Gozo Bishop 'not against sexual education'
Gozo Bishop Mario Grech has declared he is not against sexual education “in itself” in a disclaimer of news reports from a conference on the theology of the body, that reported him saying sexual education “could be abusive”.
Grech said his comments on 31 October, that were lambasted by Genitourinary clinic director Dr Philip Carabot as ‘hysterical’, were: “our educational system can be committing abuse on our students if instead of helping them learn how to educate their sexual energy, offers them an education and methods such as contraceptives, to buy in to the culture of pleasure.”
Grech said he was not against sexual education in itself, but it had to include “all aspects, ethics included.”
His comments were negatively received and have now been followed by a clarification issued to all media. But Church e-paper gensillum.com's leader also took umbrage at Dr Carabot's reaction to the bishop's statements.
He said this was line with Pope Benedict’s teaching for “an urgent need of edcuation, an education about life first and foremost.”

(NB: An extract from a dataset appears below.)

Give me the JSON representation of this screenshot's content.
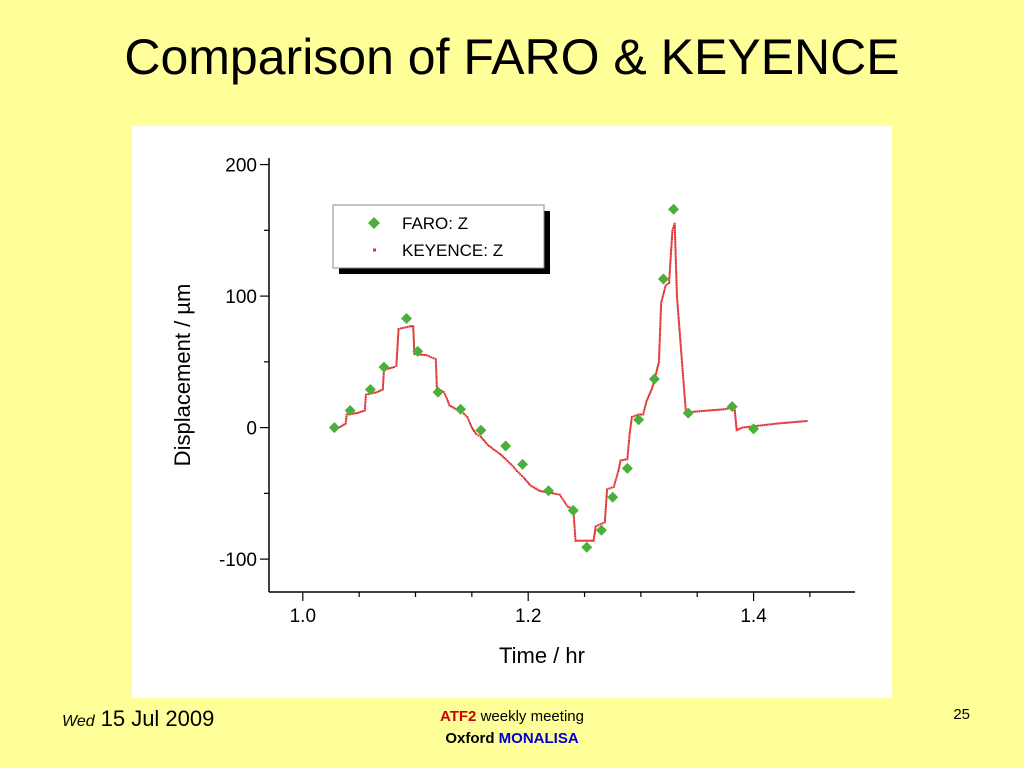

“The Pope says he hopes that young people are given special attention to understand the real meaning of love and prepare themselves with a proper sexual education, without being alienated by ephemeral messages that do not give them the whole truth.”
Grech said he was concerned that the risk of abuse could come if contraceptives “confuse the nature and finality of sexuality... ‘a measures action that disrupts procreation denies the intimate truth of love to married people, that begets life’,” he said, quoting Pope Benedict.
Grech reaffirmed that a sexual education without any moral principles “cultivate an hedonistic culture and turns people into objects of pleasure”.
Last week, Dr Carabot slammed the bishop’s statements, responding to the Bishop’s charge that sexual education could be abuse by emphasising that “our aim is to prevent abuse, and not perpetuate it.”
He pointed out that Malta has among the highest teenage pregnancies in the European Union. “We’re trying to fight sexually transmitted disease, teenage pregnancy, and the phenomenon of single mothers,” Carabot stated. “If the Bishop thinks this (sexual health) education is ‘tantamount to abuse’, then good luck to him.”
Carabot turged the Bishop to “join the debate” with practical, concrete proposals that not vague and “airy-fairy” like abstinence. “I have absolutely no time for remarks or comments that simply seek to attack and destroy,” he said.